Our painter at work builds serious low riders. With that crowd, it's all about trophys. To get trophys you need to be extreme. To be extreme, you need to be a little wacko. So this guy is getting ready to do a 60 Chevy and is making all the plans and he decides to really put this one over the top maybe it should be right hand drive. Wacko, yes, different yes way different for that group. So the problems would be somewhat obvious. The steering box would have to have the mounting ears on the other side. Frame mounting shouldn't be that difficult. The dash could be cut and moved around to the other side. What has me puzzled is how does the shift linkage get to the other side on a real rhd car, and how does the throttle linkage work. Is it a different trans? Yes you could do a cable for both, but this car will have to have all the correct stuff in order to pull it off. They don't go for Lokar crap on these things. I'm hoping somebody here has a real rhd car that can shed some light on this for me.

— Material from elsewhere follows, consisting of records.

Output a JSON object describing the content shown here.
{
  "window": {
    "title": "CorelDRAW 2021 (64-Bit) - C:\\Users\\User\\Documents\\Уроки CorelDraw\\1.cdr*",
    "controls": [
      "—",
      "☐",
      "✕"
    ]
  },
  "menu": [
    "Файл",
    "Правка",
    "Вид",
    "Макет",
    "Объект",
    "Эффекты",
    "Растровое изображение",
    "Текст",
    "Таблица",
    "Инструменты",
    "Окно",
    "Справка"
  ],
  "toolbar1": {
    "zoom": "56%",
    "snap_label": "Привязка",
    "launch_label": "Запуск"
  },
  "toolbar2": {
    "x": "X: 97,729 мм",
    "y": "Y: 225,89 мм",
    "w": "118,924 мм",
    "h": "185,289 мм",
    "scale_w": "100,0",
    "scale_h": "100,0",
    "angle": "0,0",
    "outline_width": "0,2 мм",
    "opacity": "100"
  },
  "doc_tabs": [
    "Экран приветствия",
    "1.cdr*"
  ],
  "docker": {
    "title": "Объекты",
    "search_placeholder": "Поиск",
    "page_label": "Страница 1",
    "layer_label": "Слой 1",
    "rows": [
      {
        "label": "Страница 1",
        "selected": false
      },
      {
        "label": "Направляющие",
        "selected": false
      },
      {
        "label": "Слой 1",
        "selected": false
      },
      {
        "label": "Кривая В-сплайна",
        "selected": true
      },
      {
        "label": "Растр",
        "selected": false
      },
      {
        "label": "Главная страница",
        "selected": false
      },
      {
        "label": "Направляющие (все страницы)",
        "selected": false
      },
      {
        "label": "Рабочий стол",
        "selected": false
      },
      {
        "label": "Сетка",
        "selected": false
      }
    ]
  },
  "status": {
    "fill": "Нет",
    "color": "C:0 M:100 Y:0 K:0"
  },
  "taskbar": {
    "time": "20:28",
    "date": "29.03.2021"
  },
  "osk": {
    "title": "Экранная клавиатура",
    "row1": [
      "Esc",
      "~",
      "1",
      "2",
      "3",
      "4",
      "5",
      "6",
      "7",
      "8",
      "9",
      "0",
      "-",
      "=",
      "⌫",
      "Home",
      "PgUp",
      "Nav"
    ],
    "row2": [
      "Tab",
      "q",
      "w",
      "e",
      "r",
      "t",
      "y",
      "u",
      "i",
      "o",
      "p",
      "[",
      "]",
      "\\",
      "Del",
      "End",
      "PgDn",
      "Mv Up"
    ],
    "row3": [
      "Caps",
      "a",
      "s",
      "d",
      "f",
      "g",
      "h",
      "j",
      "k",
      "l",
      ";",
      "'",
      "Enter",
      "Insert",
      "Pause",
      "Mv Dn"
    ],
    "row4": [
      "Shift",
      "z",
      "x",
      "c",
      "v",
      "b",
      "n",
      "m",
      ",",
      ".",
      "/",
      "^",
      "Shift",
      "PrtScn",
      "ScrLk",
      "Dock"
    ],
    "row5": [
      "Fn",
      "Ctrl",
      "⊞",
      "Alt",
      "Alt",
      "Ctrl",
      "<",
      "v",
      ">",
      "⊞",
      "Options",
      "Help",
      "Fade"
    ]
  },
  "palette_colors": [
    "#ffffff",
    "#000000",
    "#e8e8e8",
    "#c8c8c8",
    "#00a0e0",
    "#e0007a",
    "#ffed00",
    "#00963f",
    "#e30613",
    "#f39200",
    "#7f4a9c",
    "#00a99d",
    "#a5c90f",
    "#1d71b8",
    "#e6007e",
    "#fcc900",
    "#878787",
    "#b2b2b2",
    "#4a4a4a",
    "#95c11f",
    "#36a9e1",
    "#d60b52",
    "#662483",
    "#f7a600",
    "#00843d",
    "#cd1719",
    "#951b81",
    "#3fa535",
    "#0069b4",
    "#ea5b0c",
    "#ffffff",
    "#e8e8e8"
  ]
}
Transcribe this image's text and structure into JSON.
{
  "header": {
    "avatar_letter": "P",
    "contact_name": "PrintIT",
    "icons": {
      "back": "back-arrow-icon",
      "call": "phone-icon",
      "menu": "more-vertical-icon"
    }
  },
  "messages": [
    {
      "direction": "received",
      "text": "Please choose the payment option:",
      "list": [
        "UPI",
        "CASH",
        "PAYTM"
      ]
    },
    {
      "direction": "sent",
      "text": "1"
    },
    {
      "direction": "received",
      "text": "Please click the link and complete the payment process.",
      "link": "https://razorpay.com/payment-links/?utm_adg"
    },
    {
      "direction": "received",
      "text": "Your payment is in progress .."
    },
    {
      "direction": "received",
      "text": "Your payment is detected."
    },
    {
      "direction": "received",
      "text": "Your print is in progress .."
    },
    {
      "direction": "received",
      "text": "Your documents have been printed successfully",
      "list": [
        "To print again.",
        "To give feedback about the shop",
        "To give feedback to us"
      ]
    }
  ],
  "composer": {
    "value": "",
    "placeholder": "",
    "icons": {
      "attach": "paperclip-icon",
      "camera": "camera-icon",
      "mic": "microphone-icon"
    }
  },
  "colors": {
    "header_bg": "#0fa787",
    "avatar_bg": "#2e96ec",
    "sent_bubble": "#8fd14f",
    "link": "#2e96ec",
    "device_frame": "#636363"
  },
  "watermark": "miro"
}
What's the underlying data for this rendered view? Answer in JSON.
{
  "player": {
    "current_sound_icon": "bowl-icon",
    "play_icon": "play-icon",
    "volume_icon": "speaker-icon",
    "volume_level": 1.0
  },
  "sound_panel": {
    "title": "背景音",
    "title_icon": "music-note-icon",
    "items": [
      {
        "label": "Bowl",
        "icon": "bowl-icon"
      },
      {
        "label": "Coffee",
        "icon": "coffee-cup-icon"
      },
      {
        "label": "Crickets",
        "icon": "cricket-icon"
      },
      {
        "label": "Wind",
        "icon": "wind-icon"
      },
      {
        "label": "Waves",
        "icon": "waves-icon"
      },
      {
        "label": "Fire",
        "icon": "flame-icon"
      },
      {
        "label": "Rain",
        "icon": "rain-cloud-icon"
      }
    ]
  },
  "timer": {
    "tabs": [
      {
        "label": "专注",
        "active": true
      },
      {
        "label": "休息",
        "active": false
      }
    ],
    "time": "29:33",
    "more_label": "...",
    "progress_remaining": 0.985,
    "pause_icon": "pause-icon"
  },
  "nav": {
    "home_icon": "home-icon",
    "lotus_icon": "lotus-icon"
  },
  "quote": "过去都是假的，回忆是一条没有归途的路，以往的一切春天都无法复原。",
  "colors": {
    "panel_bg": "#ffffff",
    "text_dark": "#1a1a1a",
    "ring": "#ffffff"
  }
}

Takes one wacko to know another one. I would think that maybe some of our HAMB brother across the pond might be able to add some insight to this. Come on MART where are you on this one.
Amc jeeps used Saginaw boxes, There were RHD Postals with the box on the right=avalible steering box. The Aussie guys can help on the shifter stuff..
Good thought on the postal box. I'm sure the box won't be a problem. What would be nice is somebody across the way to have a parts car with all the right stuff. Ron whats up with the avatar don't you know where you live?
We fabricate these right hand steering boxes in our workshop in New Zealand. Never actually thought there would be a need for them in the US!
Seems to me an export '59 or '60 Chevy would provide all the pieces you need - dash if you want to ship one, column, linkage, pedals, whatever else is different. Just a matter of bucks - it cost me $60 to ship a complete dash within the US, I can only imagine what it would cost to ship from Australia or New Zealand.